Do you ever say it? Yes, sometimes
Is it an old form that no one uses anymore? No, it isn't. You will hear people say this.
Can I come across it in books? Yes, but not only in books.
In British English, we sometimes use just 'haven't' - as an alternative to 'haven't got' - in a few specific constructions. The phrase "I haven't a clue" is one good example. Another time we sometimes use 'haven't' on its own is when it's followed by 'any' 'much' or 'many', as in "I haven't any money" or "We haven't much time".
Those are the exceptions to the rule, however. In most situations, we use either 'I don't have..' or 'I haven't got..' in just the same way as everyone else in the world does.

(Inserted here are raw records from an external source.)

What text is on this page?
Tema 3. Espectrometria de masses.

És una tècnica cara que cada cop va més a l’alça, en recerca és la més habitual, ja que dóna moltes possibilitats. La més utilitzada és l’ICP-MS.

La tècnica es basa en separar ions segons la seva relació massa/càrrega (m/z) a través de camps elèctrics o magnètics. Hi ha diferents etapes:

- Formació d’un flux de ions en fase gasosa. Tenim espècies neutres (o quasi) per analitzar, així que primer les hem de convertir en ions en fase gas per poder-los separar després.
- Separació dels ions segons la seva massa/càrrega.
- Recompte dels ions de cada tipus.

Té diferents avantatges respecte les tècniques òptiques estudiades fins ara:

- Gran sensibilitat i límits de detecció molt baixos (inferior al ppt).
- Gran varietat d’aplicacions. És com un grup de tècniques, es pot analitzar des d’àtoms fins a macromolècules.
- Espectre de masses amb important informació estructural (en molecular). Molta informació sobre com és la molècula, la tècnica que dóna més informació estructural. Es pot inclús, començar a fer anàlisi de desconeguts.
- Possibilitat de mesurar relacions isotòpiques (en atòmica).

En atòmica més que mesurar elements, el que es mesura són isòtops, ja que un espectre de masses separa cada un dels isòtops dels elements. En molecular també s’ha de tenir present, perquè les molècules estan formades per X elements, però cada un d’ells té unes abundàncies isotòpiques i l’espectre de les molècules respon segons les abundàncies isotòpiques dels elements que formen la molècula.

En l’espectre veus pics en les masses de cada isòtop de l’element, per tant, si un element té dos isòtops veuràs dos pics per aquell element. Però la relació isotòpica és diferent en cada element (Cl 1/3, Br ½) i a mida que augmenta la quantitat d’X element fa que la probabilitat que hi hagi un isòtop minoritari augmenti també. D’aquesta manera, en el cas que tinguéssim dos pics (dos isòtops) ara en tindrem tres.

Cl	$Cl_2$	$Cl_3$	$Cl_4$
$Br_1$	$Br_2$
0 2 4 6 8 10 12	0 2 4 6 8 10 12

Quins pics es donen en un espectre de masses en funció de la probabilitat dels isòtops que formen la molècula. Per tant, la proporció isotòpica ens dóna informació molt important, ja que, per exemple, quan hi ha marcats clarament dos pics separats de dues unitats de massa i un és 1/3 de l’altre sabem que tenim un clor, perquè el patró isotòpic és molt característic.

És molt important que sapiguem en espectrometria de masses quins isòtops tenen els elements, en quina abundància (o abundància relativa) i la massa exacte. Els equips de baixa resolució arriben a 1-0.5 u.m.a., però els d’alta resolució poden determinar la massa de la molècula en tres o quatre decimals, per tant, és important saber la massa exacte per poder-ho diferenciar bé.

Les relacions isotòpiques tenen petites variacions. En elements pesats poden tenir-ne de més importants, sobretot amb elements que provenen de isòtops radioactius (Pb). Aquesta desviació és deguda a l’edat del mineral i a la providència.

There are a lot of myths surrounding the use of 'haven't' which you're asking about. At one end of the scale, you have the ancient textbooks, unfortunately still in use in Russia, which would have you believe that "Have you sisters?" "No, I haven't sisters" is normal English. (It isn't . Nobody has had that conversation in that way since about 1930).
You will also meet American English speakers who'll tell you that they don't speak like that (true) but that the British people do ( untrue).
Then at the other end of the scale, you'll meet people who'll tell you that the form 'haven't' as the negative of 'have' is archaic and only exists in books (not true either).
We do still use it - but only sometimes and in certain phrases. Is this something that you need to learn about? No, it isn't. There are far more important aspects of English for you to concentrate on.
'Don't have' is always right.
'Haven't got' is sometimes, but not always right.
'Haven't' is usually wrong or very unnatural. You can forget about it.